The company had extended lead times due in part to capacity constraints that could negatively affect sales opportunities and on-time deliveries, as well as causing increased expediting costs. Basically, sales planners needed better visibility over inventory and production, and the shop floor wanted consolidated purchase orders for all sales units in order to identify potential capacity issues.
The solution was a report – drawn from the central repository of data found in the ERP system, matched with an Excel report to parse, filter and report the desired results, and all based on foundational APICS training and knowledge. In other words, APICS taught them how to look, and the report they designed gave them the visibility they were looking for.
The company needed to know “what products were made on what production line, how many machines were on each line, and what capacity was available on each machine.” Once they had that, their team could identify the items and SKUs associated with each product and inventory group code. They then added a field to the ERP system’s item master card where the production line code was assigned to the SKU.

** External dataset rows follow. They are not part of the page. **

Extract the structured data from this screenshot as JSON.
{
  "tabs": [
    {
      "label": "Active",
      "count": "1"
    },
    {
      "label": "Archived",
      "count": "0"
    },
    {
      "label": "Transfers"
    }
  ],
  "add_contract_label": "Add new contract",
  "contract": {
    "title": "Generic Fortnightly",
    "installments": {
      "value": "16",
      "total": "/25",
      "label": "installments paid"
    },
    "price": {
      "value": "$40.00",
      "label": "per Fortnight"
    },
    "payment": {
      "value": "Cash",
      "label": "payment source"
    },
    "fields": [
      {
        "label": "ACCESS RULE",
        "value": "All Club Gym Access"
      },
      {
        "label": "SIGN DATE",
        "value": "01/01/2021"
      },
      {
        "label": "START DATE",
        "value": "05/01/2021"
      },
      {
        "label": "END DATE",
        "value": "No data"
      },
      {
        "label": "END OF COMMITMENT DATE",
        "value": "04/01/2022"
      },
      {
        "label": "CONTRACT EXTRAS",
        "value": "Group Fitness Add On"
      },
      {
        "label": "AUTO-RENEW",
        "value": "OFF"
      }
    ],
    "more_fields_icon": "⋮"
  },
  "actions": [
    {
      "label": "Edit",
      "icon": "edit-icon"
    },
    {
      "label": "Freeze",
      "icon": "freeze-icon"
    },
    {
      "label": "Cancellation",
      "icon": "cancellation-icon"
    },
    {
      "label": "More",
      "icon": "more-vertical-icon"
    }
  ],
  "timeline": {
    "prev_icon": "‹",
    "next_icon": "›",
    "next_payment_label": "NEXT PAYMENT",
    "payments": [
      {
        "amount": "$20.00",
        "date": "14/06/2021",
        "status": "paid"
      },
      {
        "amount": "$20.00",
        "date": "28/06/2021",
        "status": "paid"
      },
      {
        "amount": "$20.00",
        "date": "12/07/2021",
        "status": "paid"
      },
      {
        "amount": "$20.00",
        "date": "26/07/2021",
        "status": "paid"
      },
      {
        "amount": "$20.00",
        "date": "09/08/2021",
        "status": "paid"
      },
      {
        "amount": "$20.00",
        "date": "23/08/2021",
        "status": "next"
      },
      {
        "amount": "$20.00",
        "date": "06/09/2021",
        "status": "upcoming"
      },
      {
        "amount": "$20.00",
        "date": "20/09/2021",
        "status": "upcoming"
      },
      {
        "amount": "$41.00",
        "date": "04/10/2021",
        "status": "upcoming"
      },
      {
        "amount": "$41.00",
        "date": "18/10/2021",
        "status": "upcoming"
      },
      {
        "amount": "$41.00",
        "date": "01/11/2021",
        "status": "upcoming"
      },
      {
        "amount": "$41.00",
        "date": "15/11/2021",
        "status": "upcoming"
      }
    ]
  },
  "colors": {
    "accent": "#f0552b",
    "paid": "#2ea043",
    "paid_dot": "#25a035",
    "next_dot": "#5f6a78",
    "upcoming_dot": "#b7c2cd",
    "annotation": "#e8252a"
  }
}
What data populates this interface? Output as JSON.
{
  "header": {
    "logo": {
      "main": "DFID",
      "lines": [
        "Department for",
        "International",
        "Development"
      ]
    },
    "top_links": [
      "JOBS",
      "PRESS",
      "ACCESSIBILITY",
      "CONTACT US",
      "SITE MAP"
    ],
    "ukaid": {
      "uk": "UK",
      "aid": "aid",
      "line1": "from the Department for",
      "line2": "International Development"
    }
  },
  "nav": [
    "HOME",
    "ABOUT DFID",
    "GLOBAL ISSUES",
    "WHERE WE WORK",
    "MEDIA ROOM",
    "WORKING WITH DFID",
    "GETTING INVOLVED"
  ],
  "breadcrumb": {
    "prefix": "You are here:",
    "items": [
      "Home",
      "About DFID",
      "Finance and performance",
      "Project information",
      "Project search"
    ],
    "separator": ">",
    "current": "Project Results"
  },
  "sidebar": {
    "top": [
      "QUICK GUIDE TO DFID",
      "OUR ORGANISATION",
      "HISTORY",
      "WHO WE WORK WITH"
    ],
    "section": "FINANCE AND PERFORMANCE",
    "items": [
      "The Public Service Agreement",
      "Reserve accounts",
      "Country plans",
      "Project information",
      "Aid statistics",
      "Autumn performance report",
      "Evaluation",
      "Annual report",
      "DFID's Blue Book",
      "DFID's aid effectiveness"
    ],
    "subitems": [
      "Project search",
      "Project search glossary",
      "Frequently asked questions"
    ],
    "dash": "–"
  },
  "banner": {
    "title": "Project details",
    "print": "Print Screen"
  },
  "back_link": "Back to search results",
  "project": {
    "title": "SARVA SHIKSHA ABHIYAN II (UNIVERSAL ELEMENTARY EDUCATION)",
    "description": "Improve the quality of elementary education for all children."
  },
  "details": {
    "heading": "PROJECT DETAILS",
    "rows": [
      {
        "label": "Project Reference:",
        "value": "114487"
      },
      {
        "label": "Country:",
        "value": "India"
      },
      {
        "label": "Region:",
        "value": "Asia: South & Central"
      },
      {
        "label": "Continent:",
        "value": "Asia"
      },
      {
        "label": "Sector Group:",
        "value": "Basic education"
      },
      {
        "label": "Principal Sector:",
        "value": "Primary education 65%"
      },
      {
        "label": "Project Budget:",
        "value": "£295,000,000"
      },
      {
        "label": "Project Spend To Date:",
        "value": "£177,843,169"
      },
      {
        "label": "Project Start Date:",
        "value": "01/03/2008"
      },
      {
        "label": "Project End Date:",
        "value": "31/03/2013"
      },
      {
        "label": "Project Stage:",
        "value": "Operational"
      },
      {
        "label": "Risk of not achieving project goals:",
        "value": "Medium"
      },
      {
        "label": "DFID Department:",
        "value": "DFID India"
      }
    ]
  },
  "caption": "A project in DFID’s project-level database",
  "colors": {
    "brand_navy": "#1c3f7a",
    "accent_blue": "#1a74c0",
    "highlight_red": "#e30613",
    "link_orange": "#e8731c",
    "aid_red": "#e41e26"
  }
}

An Excel prototype served as the output format, and with some programming effort (at our firm, we’d think in terms of Jet Reports of course), orders and forecasts were extracted and mapped to a table of production line assignments. After validation, the report was introduced to both sales and factory teams as a “source of reference to make capacity planning and investment decisions at the factory.”
Employees get real time visibility into production line use and can drill down to order details. It enables a high level of responsiveness to issues like constraints, machine downtime, order changes and the like. Their report evolved and grew to display available capacity and backlog development, so planners can recognize potentially damaging trends before the damage is caused.
And of course, because the report is built from the company’s single, trusted silo of uniformly available data – its ERP system – and then tested and validated, all users gain a ‘trusted’ view of orders and current plant capacity, in real time. As the article points out, “this establishes trust among operational units that often have conflicting priorities.” (Sound familiar?)
Just one more fine example of how ERP and a little clever modification and reporting can yield improved business performance and customer responsiveness.